Hall’s reproduction had obviously been good enough because…well, here it was. But along the way, all had not been sunshine and roses.

While he was set up in the Louvre working on his reproduction some American tourists happened by. They assumed Hall was French and did not understand English.

So they felt free to express their horror at the amateurishness of his efforts. It was awful. How could they let someone like this in the Louvre? On and on they went.

After they had gone Hall took a break and had a chat with himself about whether this was his calling. He had just started his work and he was laying base layers, but the comments still had their sting…maybe like some of the scoffing that Simeon and Anna had to take. Maybe like some of he scoffing we are called to take…for our faithfulness.

Finally, he decided that if he was going to be a painter he was going to have to put up with criticism, He returned to his work and finished it.

After he had finished he came back to see if he was going to get to take his work with him. The jury was meeting then and they told him to go on up.

When he got to the room and told them who he was and that the Hobbema was his effort, the jurors stood up and applauded him. It was, they said, the finest reproduction any of them had ever seen.

Doing a little research on Hobbema after Hall told us that story, I found the same painting on the cover of the inaugural issue of a short-lived magazine by the name of Fine Arts.

I ordered three of them and gave two of them to Hall. He set one of them on the table below his reproduction…It showed without a doubt that he had absolutely nailed the original.

We are now in a time of watching and waiting. No matter what we do…or anyone does…there is bound to be criticism. We have been in the business of reinventing church for the last nine months, laying base layers on the reproduction we are trying to faithfully create…and it hasn’t all been sunshine and roses.

We seek first to do no harm and then to do good…then, finally, to stay in love with God.

This was Hannah’s prayer before she conceived Samuel. This was Mary’s prayer that we contemplated last week – the Magnificat – when she rejoiced that her soul magnified the Lord…with a heart full of sheer gratitude.

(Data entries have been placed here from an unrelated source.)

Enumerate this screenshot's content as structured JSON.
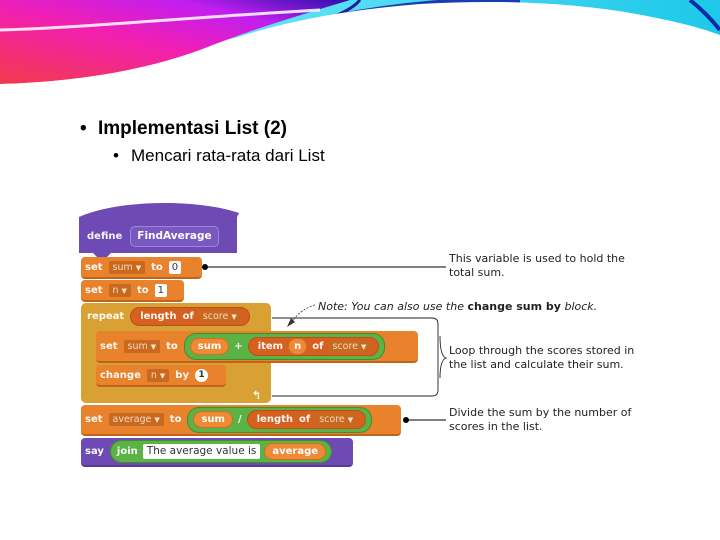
{
  "slide": {
    "heading": "Implementasi List (2)",
    "subheading": "Mencari rata-rata dari List",
    "bullet": "•"
  },
  "script": {
    "define": {
      "keyword": "define",
      "name": "FindAverage"
    },
    "set_sum": {
      "keyword": "set",
      "var": "sum",
      "to": "to",
      "value": "0"
    },
    "set_n": {
      "keyword": "set",
      "var": "n",
      "to": "to",
      "value": "1"
    },
    "repeat": {
      "keyword": "repeat",
      "length_kw": "length",
      "of_kw": "of",
      "list": "score"
    },
    "inner_set": {
      "keyword": "set",
      "var": "sum",
      "to": "to",
      "left": "sum",
      "op": "+",
      "item_kw": "item",
      "index": "n",
      "of_kw": "of",
      "list": "score"
    },
    "change": {
      "keyword": "change",
      "var": "n",
      "by": "by",
      "value": "1"
    },
    "set_avg": {
      "keyword": "set",
      "var": "average",
      "to": "to",
      "left": "sum",
      "op": "/",
      "length_kw": "length",
      "of_kw": "of",
      "list": "score"
    },
    "say": {
      "keyword": "say",
      "join_kw": "join",
      "text": "The average value is",
      "var": "average"
    },
    "dropdown_glyph": "▼",
    "loop_arrow": "↰"
  },
  "annotations": {
    "sum_note_line1": "This variable is used to hold the",
    "sum_note_line2": "total sum.",
    "tip_prefix": "Note: You can also use the ",
    "tip_bold": "change sum by",
    "tip_suffix": " block.",
    "loop_note_line1": "Loop through the scores stored in",
    "loop_note_line2": "the list and calculate their sum.",
    "divide_note_line1": "Divide the sum by the number of",
    "divide_note_line2": "scores in the list."
  },
  "colors": {
    "motion_orange": "#e8822c",
    "control_gold": "#d9a033",
    "custom_purple": "#6e4ab5",
    "operator_green": "#5cb345"
  }
}
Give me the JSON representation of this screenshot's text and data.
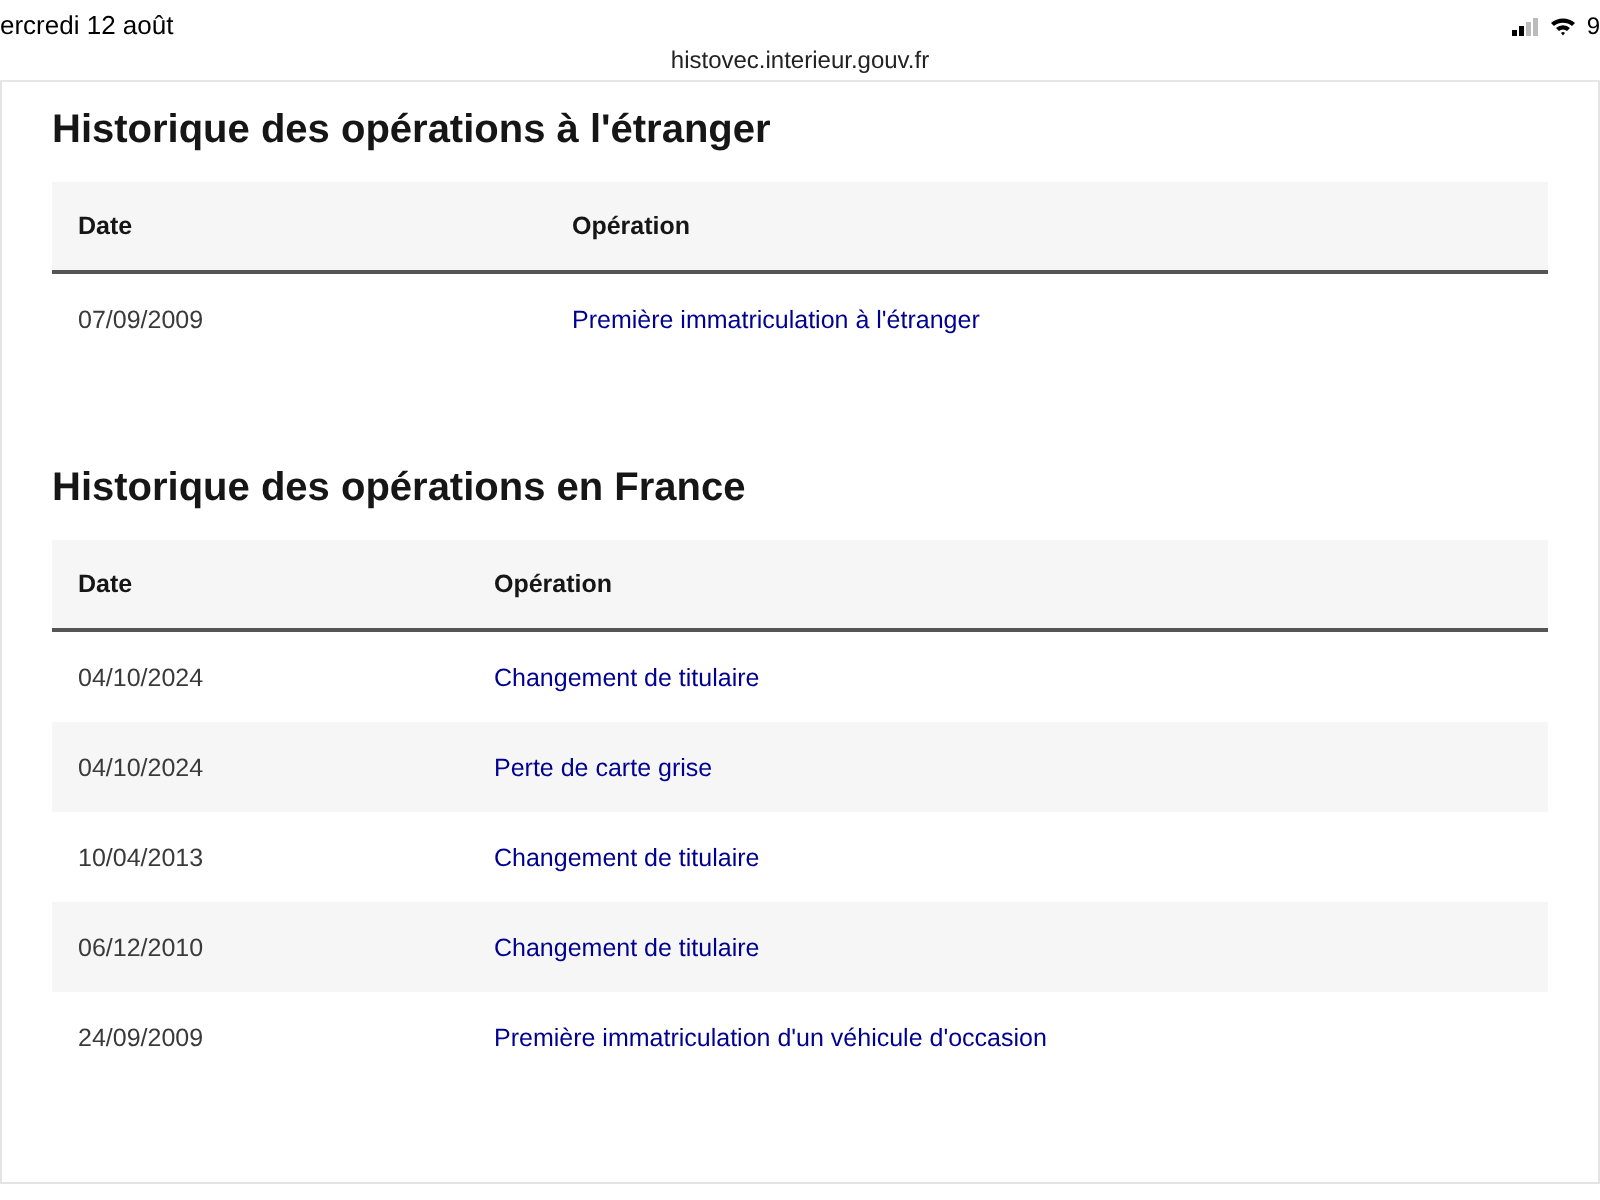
{
  "status_bar": {
    "date": "ercredi 12 août",
    "url": "histovec.interieur.gouv.fr",
    "battery": "9"
  },
  "sections": [
    {
      "title": "Historique des opérations à l'étranger",
      "columns": [
        "Date",
        "Opération"
      ],
      "rows": [
        {
          "date": "07/09/2009",
          "operation": "Première immatriculation à l'étranger"
        }
      ]
    },
    {
      "title": "Historique des opérations en France",
      "columns": [
        "Date",
        "Opération"
      ],
      "rows": [
        {
          "date": "04/10/2024",
          "operation": "Changement de titulaire"
        },
        {
          "date": "04/10/2024",
          "operation": "Perte de carte grise"
        },
        {
          "date": "10/04/2013",
          "operation": "Changement de titulaire"
        },
        {
          "date": "06/12/2010",
          "operation": "Changement de titulaire"
        },
        {
          "date": "24/09/2009",
          "operation": "Première immatriculation d'un véhicule d'occasion"
        }
      ]
    }
  ]
}
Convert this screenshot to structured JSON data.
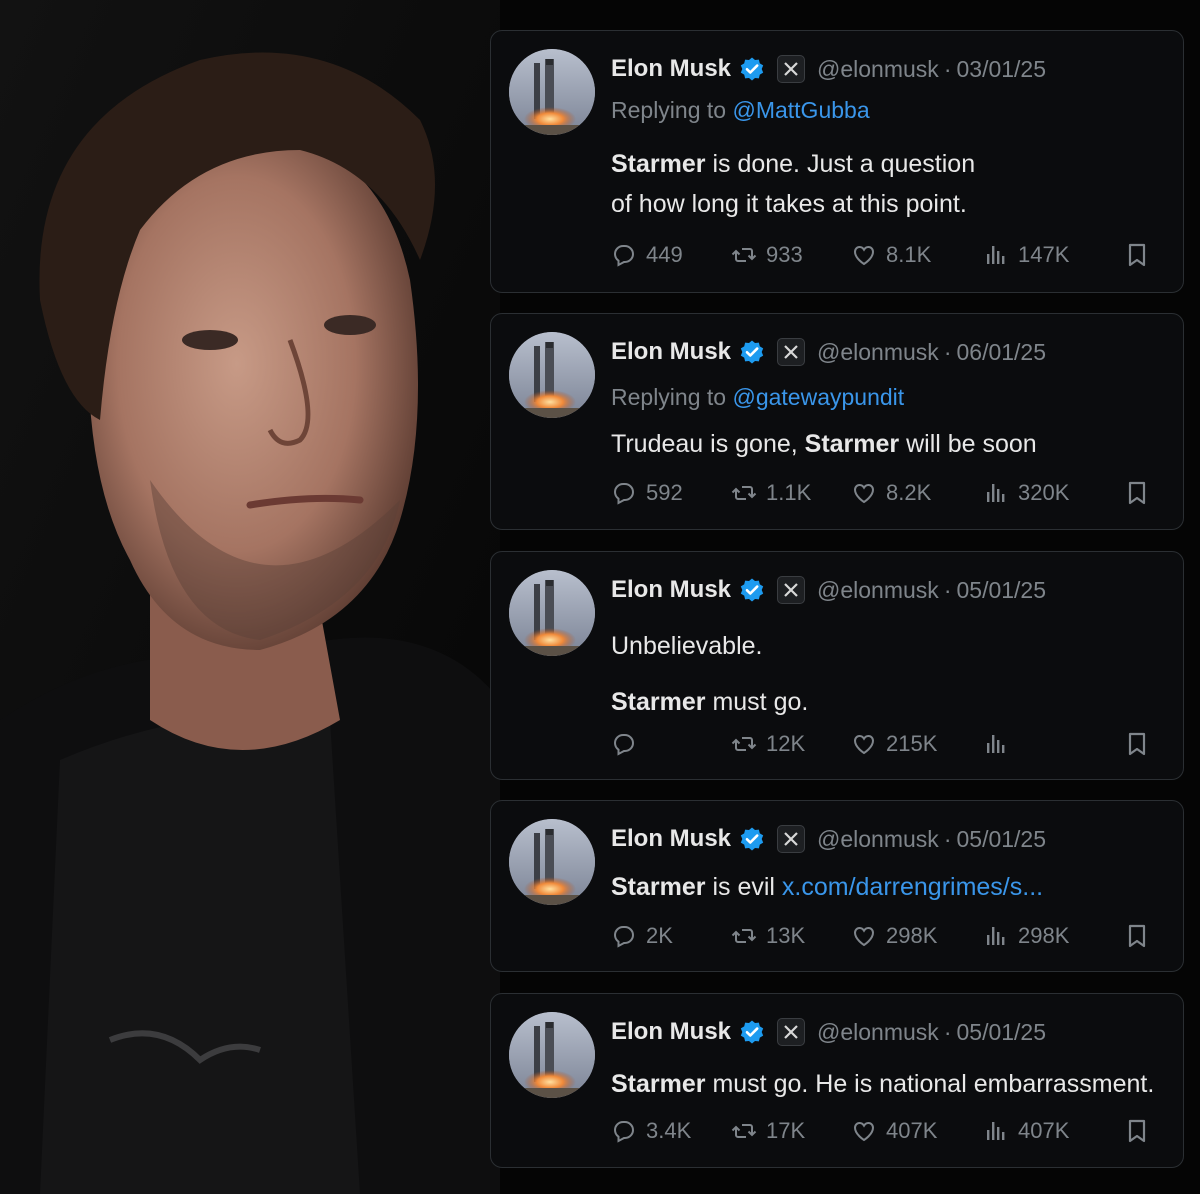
{
  "tweets": [
    {
      "name": "Elon Musk",
      "handle": "@elonmusk",
      "date": "03/01/25",
      "reply_prefix": "Replying to ",
      "reply_to": "@MattGubba",
      "lines": [
        [
          {
            "b": "Starmer"
          },
          {
            "t": " is done. Just a question"
          }
        ],
        [
          {
            "t": "of how long it takes at this point."
          }
        ]
      ],
      "replies": "449",
      "reposts": "933",
      "likes": "8.1K",
      "views": "147K"
    },
    {
      "name": "Elon Musk",
      "handle": "@elonmusk",
      "date": "06/01/25",
      "reply_prefix": "Replying to ",
      "reply_to": "@gatewaypundit",
      "lines": [
        [
          {
            "t": "Trudeau is gone, "
          },
          {
            "b": "Starmer"
          },
          {
            "t": " will be soon"
          }
        ]
      ],
      "replies": "592",
      "reposts": "1.1K",
      "likes": "8.2K",
      "views": "320K"
    },
    {
      "name": "Elon Musk",
      "handle": "@elonmusk",
      "date": "05/01/25",
      "lines": [
        [
          {
            "t": "Unbelievable."
          }
        ],
        [
          {
            "b": "Starmer"
          },
          {
            "t": " must go."
          }
        ]
      ],
      "replies": "",
      "reposts": "12K",
      "likes": "215K",
      "views": ""
    },
    {
      "name": "Elon Musk",
      "handle": "@elonmusk",
      "date": "05/01/25",
      "lines": [
        [
          {
            "b": "Starmer"
          },
          {
            "t": " is evil "
          },
          {
            "l": "x.com/darrengrimes/s..."
          }
        ]
      ],
      "replies": "2K",
      "reposts": "13K",
      "likes": "298K",
      "views": "298K"
    },
    {
      "name": "Elon Musk",
      "handle": "@elonmusk",
      "date": "05/01/25",
      "lines": [
        [
          {
            "b": "Starmer"
          },
          {
            "t": " must go. He is national embarrassment."
          }
        ]
      ],
      "replies": "3.4K",
      "reposts": "17K",
      "likes": "407K",
      "views": "407K"
    }
  ],
  "colors": {
    "background": "#050505",
    "card": "#0b0c0e",
    "border": "#2b2f33",
    "text": "#e8e8e8",
    "muted": "#7f858b",
    "link": "#3a96ea",
    "verified": "#1d9bf0"
  },
  "icons": [
    "verified-badge-icon",
    "x-logo-icon",
    "reply-icon",
    "repost-icon",
    "like-icon",
    "views-icon",
    "bookmark-icon"
  ]
}
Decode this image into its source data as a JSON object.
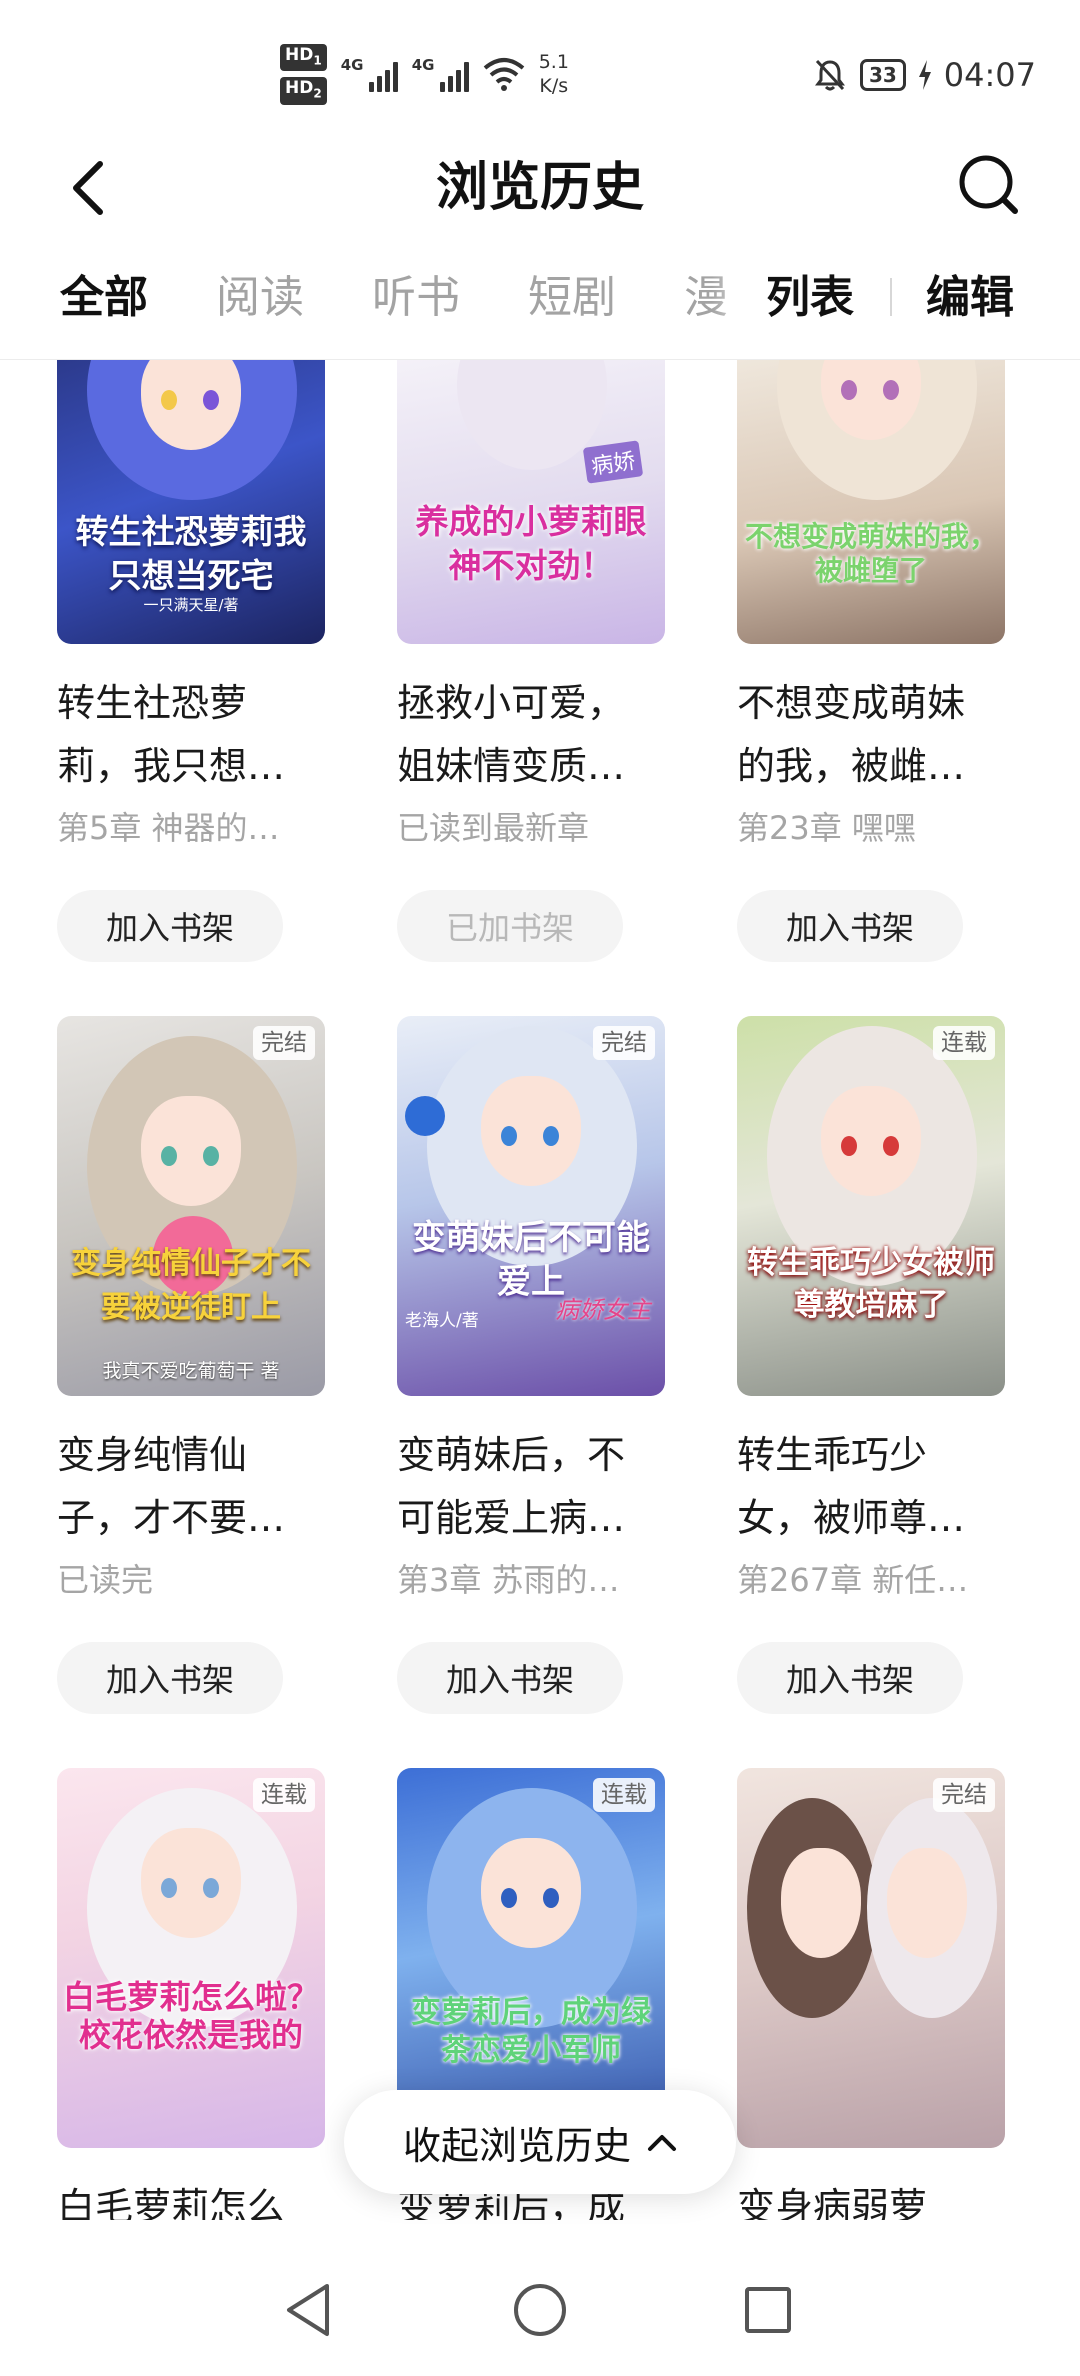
{
  "status_bar": {
    "hd1": "HD",
    "hd1_sub": "1",
    "hd2": "HD",
    "hd2_sub": "2",
    "net1": "4G",
    "net2": "4G",
    "speed_value": "5.1",
    "speed_unit": "K/s",
    "battery": "33",
    "time": "04:07"
  },
  "header": {
    "title": "浏览历史"
  },
  "tabs": {
    "items": [
      "全部",
      "阅读",
      "听书",
      "短剧",
      "漫"
    ],
    "active_index": 0,
    "list_label": "列表",
    "edit_label": "编辑"
  },
  "books": [
    {
      "cover_title": "转生社恐萝莉我只想当死宅",
      "cover_author": "一只满天星/著",
      "title": "转生社恐萝莉，我只想…",
      "progress": "第5章 神器的…",
      "shelf_label": "加入书架",
      "added": false,
      "badge": ""
    },
    {
      "cover_title": "养成的小萝莉眼神不对劲！",
      "cover_author": "",
      "cover_tag": "病娇",
      "title": "拯救小可爱，姐妹情变质…",
      "progress": "已读到最新章",
      "shelf_label": "已加书架",
      "added": true,
      "badge": ""
    },
    {
      "cover_title": "不想变成萌妹的我，被雌堕了",
      "cover_author": "",
      "title": "不想变成萌妹的我，被雌…",
      "progress": "第23章 嘿嘿",
      "shelf_label": "加入书架",
      "added": false,
      "badge": ""
    },
    {
      "cover_title": "变身纯情仙子才不要被逆徒盯上",
      "cover_author": "我真不爱吃葡萄干 著",
      "title": "变身纯情仙子，才不要…",
      "progress": "已读完",
      "shelf_label": "加入书架",
      "added": false,
      "badge": "完结"
    },
    {
      "cover_title": "变萌妹后不可能爱上",
      "cover_author": "老海人/著",
      "cover_tag": "病娇女主",
      "title": "变萌妹后，不可能爱上病…",
      "progress": "第3章 苏雨的…",
      "shelf_label": "加入书架",
      "added": false,
      "badge": "完结"
    },
    {
      "cover_title": "转生乖巧少女被师尊教培麻了",
      "cover_author": "",
      "title": "转生乖巧少女，被师尊…",
      "progress": "第267章 新任…",
      "shelf_label": "加入书架",
      "added": false,
      "badge": "连载"
    },
    {
      "cover_title": "白毛萝莉怎么啦？校花依然是我的",
      "cover_author": "",
      "title": "白毛萝莉怎么",
      "progress": "",
      "shelf_label": "",
      "added": false,
      "badge": "连载"
    },
    {
      "cover_title": "变萝莉后，成为绿茶恋爱小军师",
      "cover_author": "",
      "title": "变萝莉后，成",
      "progress": "",
      "shelf_label": "",
      "added": false,
      "badge": "连载"
    },
    {
      "cover_title": "",
      "cover_author": "",
      "title": "变身病弱萝",
      "progress": "",
      "shelf_label": "",
      "added": false,
      "badge": "完结"
    }
  ],
  "collapse": {
    "label": "收起浏览历史"
  },
  "colors": {
    "accent_text": "#111111",
    "muted_text": "#a5a5a5",
    "button_bg": "#f4f4f4"
  }
}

We have made progress in painting our reproduction of the original we all carry in our hearts…and after our outdoor Christmas eve service last Thursday it is obvious that it will be a great day for all of us and for our church when we can gather and sing together in this room on Sundays.

There are things we can do to shorten the wait. We have talked about that many times already and I thank you all for your good obedience to the advice we have been getting from local public health officials…there…and before then…and since.

We still have some painting to do. Some waiting and watching lies ahead of us before we will see that day.

In the meantime, we have learned many things about sharing the Word that we had not understood before. We are still learning all we can to do reach people in a personal way with our technology and new ideas come into view every week…and by calling our friends with a voice they know and being together in the sharing and the listening of the Nativity.

The important things in the meantime …as we said before…are to do no harm…to do good…and to stay in love with God.

I have seen that you are still in love with God. I thank you all for all you have done in this once in a century …maybe…year… as we seek to share the holy story…and to serve the one that Simeon and Anna were watching for…and fully expect…one day…to see him face to face ourselves.

God bless you for your faithfulness and the many ways you have sacrificed to keep the lights on…in our church… and to share that light…with our community…and with all the world.

The best is yet to be. We will see the Lord’s salvation for all people.

O Lord, what is it that you want to accomplish in the world through us … through me…this day? Amen.